The New Jersey Department of Environmental Protection announced yesterday that it would appeal a court ruling that the owner of the Kiddie Kollege building in Franklin Township, Gloucester County, is not responsible for its $1 million cleanup.

The New Jersey Department of Environmental Protection announced yesterday that it would appeal a court ruling that the owner of the Kiddie Kollege building in Franklin Township, Gloucester County, is not responsible for its $1 million cleanup.

"We disagree with the judge's decision," said Leland Moore, spokesman for the Attorney General's Office, which represented the DEP in court. He declined further comment.

The DEP had planned to demolish the building and bill the owner.

Last week, Superior Court Judge James E. Rafferty voided the deed to the building, saying the real estate broker who acquired it in a tax-lien sale and foreclosure had not been adequately warned it was contaminated.

The building, a defunct thermometer factory with a history of spills, contained hazardous mercury vapors 27 times the acceptable level, according to DEP tests. Philip Giuliano, owner of the Accutherm plant, abandoned it after the vapors sickened workers.

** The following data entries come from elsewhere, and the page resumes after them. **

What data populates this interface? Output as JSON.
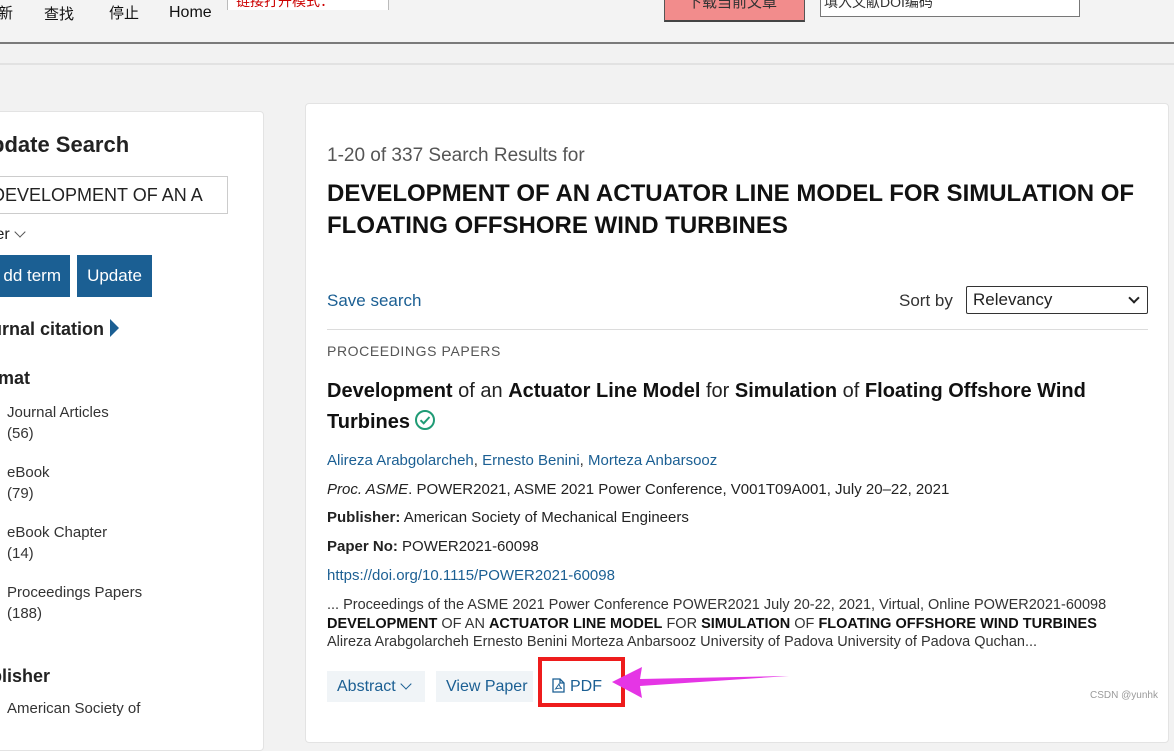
{
  "toolbar": {
    "refresh_label": "新",
    "find_label": "查找",
    "stop_label": "停止",
    "home_label": "Home",
    "mode_text": "链接打开模式：",
    "download_label": "下载当前文章",
    "doi_placeholder": "填入文献DOI编码"
  },
  "sidebar": {
    "title": "pdate Search",
    "search_value": "DEVELOPMENT OF AN A",
    "filter_label": "ter",
    "add_term_label": "dd term",
    "update_label": "Update",
    "journal_citation_label": "urnal citation",
    "format_title": "rmat",
    "formats": [
      {
        "label": "Journal Articles",
        "count": "(56)"
      },
      {
        "label": "eBook",
        "count": "(79)"
      },
      {
        "label": "eBook Chapter",
        "count": "(14)"
      },
      {
        "label": "Proceedings Papers",
        "count": "(188)"
      }
    ],
    "publisher_title": "blisher",
    "publisher_item": "American Society of"
  },
  "main": {
    "results_count": "1-20 of 337 Search Results for",
    "query_title": "DEVELOPMENT OF AN ACTUATOR LINE MODEL FOR SIMULATION OF FLOATING OFFSHORE WIND TURBINES",
    "save_search": "Save search",
    "sort_label": "Sort by",
    "sort_value": "Relevancy",
    "result": {
      "type": "PROCEEDINGS PAPERS",
      "title_parts": [
        "Development",
        " of an ",
        "Actuator Line Model",
        " for ",
        "Simulation",
        " of ",
        "Floating Offshore Wind Turbines"
      ],
      "authors": [
        "Alireza Arabgolarcheh",
        "Ernesto Benini",
        "Morteza Anbarsooz"
      ],
      "author_sep": ", ",
      "citation_journal": "Proc. ASME",
      "citation_rest": ". POWER2021, ASME 2021 Power Conference, V001T09A001, July 20–22, 2021",
      "publisher_label": "Publisher:",
      "publisher_value": " American Society of Mechanical Engineers",
      "paperno_label": "Paper No:",
      "paperno_value": " POWER2021-60098",
      "doi": "https://doi.org/10.1115/POWER2021-60098",
      "snippet_line1": "... Proceedings of the ASME 2021 Power Conference POWER2021 July 20-22, 2021, Virtual, Online POWER2021-60098",
      "snippet_line2_parts": [
        "DEVELOPMENT",
        " OF AN ",
        "ACTUATOR LINE MODEL",
        " FOR ",
        "SIMULATION",
        " OF ",
        "FLOATING OFFSHORE WIND TURBINES"
      ],
      "snippet_line3": "Alireza Arabgolarcheh Ernesto Benini Morteza Anbarsooz University of Padova University of Padova Quchan...",
      "abstract_label": "Abstract",
      "view_paper_label": "View Paper",
      "pdf_label": "PDF"
    }
  },
  "watermark": "CSDN @yunhk",
  "colors": {
    "link": "#1b5f93",
    "highlight": "#ee1c1c",
    "annotation_arrow": "#e535e5"
  }
}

Years later, a DEP inspector discovered that a daycare facility had opened in the building, although it was never properly cleaned up. About 100 children were exposed to the vapors before it was closed in July 2006.

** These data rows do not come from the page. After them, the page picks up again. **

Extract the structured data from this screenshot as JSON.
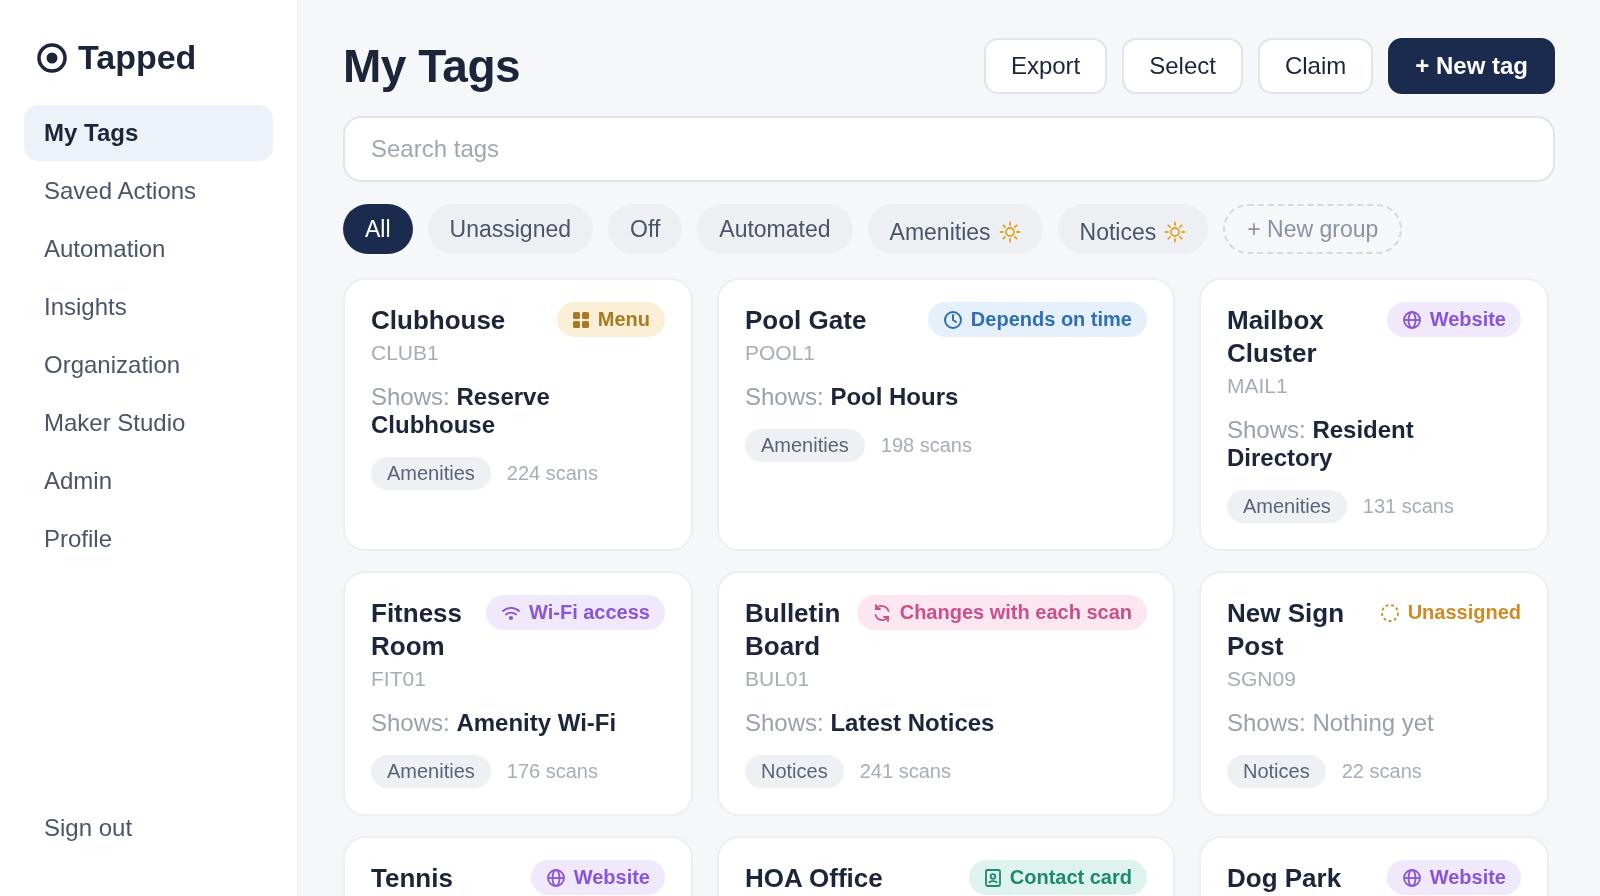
{
  "brand": {
    "name": "Tapped"
  },
  "sidebar": {
    "items": [
      {
        "label": "My Tags",
        "selected": true
      },
      {
        "label": "Saved Actions",
        "selected": false
      },
      {
        "label": "Automation",
        "selected": false
      },
      {
        "label": "Insights",
        "selected": false
      },
      {
        "label": "Organization",
        "selected": false
      },
      {
        "label": "Maker Studio",
        "selected": false
      },
      {
        "label": "Admin",
        "selected": false
      },
      {
        "label": "Profile",
        "selected": false
      }
    ],
    "footer": "Sign out"
  },
  "header": {
    "title": "My Tags",
    "buttons": [
      {
        "label": "Export",
        "kind": "outline"
      },
      {
        "label": "Select",
        "kind": "outline"
      },
      {
        "label": "Claim",
        "kind": "outline"
      },
      {
        "label": "+ New tag",
        "kind": "primary"
      }
    ]
  },
  "search": {
    "placeholder": "Search tags"
  },
  "filters": [
    {
      "label": "All",
      "selected": true,
      "kind": "plain"
    },
    {
      "label": "Unassigned",
      "selected": false,
      "kind": "plain"
    },
    {
      "label": "Off",
      "selected": false,
      "kind": "plain"
    },
    {
      "label": "Automated",
      "selected": false,
      "kind": "plain"
    },
    {
      "label": "Amenities",
      "selected": false,
      "kind": "group"
    },
    {
      "label": "Notices",
      "selected": false,
      "kind": "group"
    }
  ],
  "new_group": "+ New group",
  "cards": [
    {
      "name": "Clubhouse",
      "badge": {
        "kind": "menu",
        "label": "Menu"
      },
      "code": "CLUB1",
      "shows_label": "Shows:",
      "shows": "Reserve Clubhouse",
      "assigned": true,
      "group": "Amenities",
      "scans": "224 scans"
    },
    {
      "name": "Pool Gate",
      "badge": {
        "kind": "time",
        "label": "Depends on time"
      },
      "code": "POOL1",
      "shows_label": "Shows:",
      "shows": "Pool Hours",
      "assigned": true,
      "group": "Amenities",
      "scans": "198 scans"
    },
    {
      "name": "Mailbox Cluster",
      "badge": {
        "kind": "website",
        "label": "Website"
      },
      "code": "MAIL1",
      "shows_label": "Shows:",
      "shows": "Resident Directory",
      "assigned": true,
      "group": "Amenities",
      "scans": "131 scans"
    },
    {
      "name": "Fitness Room",
      "badge": {
        "kind": "wifi",
        "label": "Wi-Fi access"
      },
      "code": "FIT01",
      "shows_label": "Shows:",
      "shows": "Amenity Wi-Fi",
      "assigned": true,
      "group": "Amenities",
      "scans": "176 scans"
    },
    {
      "name": "Bulletin Board",
      "badge": {
        "kind": "rotate",
        "label": "Changes with each scan"
      },
      "code": "BUL01",
      "shows_label": "Shows:",
      "shows": "Latest Notices",
      "assigned": true,
      "group": "Notices",
      "scans": "241 scans"
    },
    {
      "name": "New Sign Post",
      "badge": {
        "kind": "unassigned",
        "label": "Unassigned"
      },
      "code": "SGN09",
      "shows_label": "Shows:",
      "shows": "Nothing yet",
      "assigned": false,
      "group": "Notices",
      "scans": "22 scans"
    },
    {
      "name": "Tennis",
      "badge": {
        "kind": "website",
        "label": "Website"
      }
    },
    {
      "name": "HOA Office",
      "badge": {
        "kind": "contact",
        "label": "Contact card"
      }
    },
    {
      "name": "Dog Park",
      "badge": {
        "kind": "website",
        "label": "Website"
      }
    }
  ]
}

Real estate broker Jim Sullivan III, who acquired it for $36,000 under the auspices of family businesses, has said he misinterpreted an environmental report that said the building was polluted.

The judge reverted the deed back to Giuliano and said the township tax collector should have informed Sullivan of the pollution, in writing, before the foreclosure.

Franklin Mayor Joseph Petsch said he hoped the township also would appeal the ruling. He said state guidelines require tax collectors only to publish notices in local newspapers warning potential tax-lien purchasers that some properties may be contaminated. He said the tax collector had followed that rule.

"This ruling affects every community," he said. Townships are now liable because the courts say the publication of a notice "is not enough," he said.

M. James Maley Jr., who represented the town, could not be reached for comment. But after the ruling was issued, he said written warnings were beyond the scope of tax collectors' responsibilities and knowledge about the properties in a township.